British Prime Minister Theresa May has said Britain will leave the EU’s single market, raising questions about how companies in Britain will do business in the bloc after Brexit, and how European companies can operate in Britain.
A so-called hard Brexit, under which Britain leaves the EU with no trade deal, would make cross-border supervisory cooperation harder and potentially hurt banks such as Germany’s Deutsche Bank which has a big presence in London.
The BoE said the bigger and more complex the branches of European banks in the UK, the more supervisory cooperation there would have to be to avoid them being classed as subsidiaries, requiring them to park costly extra capital in Britain.
There 77 branches of banks from the European Economic Area, in Britain. There are also 80 branches of insurers from the EEA.

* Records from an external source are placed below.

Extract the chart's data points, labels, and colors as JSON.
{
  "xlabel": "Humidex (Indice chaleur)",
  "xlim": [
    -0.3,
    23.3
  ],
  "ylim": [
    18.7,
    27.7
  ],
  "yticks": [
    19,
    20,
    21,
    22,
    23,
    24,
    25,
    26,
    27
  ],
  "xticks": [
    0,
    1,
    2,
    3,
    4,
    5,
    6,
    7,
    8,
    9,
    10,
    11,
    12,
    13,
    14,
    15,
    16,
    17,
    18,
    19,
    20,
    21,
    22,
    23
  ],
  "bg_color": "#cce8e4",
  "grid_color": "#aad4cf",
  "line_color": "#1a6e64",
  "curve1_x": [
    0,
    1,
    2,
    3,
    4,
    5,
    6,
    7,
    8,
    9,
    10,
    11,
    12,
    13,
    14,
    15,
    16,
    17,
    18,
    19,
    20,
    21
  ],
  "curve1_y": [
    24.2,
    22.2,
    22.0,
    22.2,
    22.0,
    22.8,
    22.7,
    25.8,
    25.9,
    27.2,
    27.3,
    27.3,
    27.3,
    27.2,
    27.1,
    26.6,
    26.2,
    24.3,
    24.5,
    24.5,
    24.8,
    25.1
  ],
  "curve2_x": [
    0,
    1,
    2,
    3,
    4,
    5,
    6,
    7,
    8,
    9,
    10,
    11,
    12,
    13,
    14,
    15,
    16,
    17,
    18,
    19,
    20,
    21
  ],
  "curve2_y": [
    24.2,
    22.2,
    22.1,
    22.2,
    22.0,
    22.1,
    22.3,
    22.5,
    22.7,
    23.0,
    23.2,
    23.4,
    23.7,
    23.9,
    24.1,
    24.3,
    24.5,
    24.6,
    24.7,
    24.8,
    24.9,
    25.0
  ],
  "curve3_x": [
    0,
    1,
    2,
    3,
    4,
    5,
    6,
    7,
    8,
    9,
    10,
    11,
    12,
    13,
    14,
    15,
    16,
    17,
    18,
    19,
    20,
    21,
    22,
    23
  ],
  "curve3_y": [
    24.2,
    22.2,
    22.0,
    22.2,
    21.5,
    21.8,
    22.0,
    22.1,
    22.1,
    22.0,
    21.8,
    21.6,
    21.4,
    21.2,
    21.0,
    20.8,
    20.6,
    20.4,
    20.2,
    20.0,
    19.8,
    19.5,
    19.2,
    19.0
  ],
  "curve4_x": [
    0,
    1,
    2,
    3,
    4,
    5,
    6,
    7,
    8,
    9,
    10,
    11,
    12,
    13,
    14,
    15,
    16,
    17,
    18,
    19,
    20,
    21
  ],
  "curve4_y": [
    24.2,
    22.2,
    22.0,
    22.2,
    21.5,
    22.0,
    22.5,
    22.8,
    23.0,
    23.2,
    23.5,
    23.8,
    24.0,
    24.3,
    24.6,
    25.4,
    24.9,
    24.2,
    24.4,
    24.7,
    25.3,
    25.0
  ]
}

The BoE plans to start the process of reauthorising the branches of up to 200 EEA financial firms in Britain in early 2018. It hopes Britain will secure a Brexit transition deal to start after Brexit in March 2019 to give regulators more time.
The new policy will not affect how banks from outside the EU, such as Japan, Switzerland and the United States are currently supervised by the BoE.
The central bank said retail-focused branches of EU insurers currently operating in Britain will need to become subsidiaries, in line with an existing rule for foreign retail banks.
The BoE will also get powers to “recognise” and supervise clearing houses from the EU after Brexit.
The emphasis on close supervisory cooperation broadens the focus of Brexit negotiations over the financial services industry away from specific financial rules that will be used in Britain and the EU after March 2019.
Britain is keen not to become a “rule taker”, leaving it required to follow news EU regulations indefinitely.
The BoE had said it would let foreign banks know before the end of 2017 whether their existing branches in Britain must reapply for licences to operate after Brexit, or be turned into costlier stand-alone subsidiaries.
Management consultancy Boston Consulting Group estimated that EU banks would have to find up to 40 billion euros if alltheir branches in Britain were turned into subsidiaries.
Earlier this year, BoE Governor MarkCarney called for Britain andthe EU to recognise each others’ bank rules after Brexit, or risk a potentially damaging hit to financial services across Europe.
Germany’s Deutsche Bank has 9,000 staff in London, while France’s BNP Paribas and Societe Generale have 6,500 and 4,000 respectively.
Carney is due to speak to lawmakers in Britain’s parliament 1315 GMT on Wednesday to discuss the central bank’s views on the financial services sector.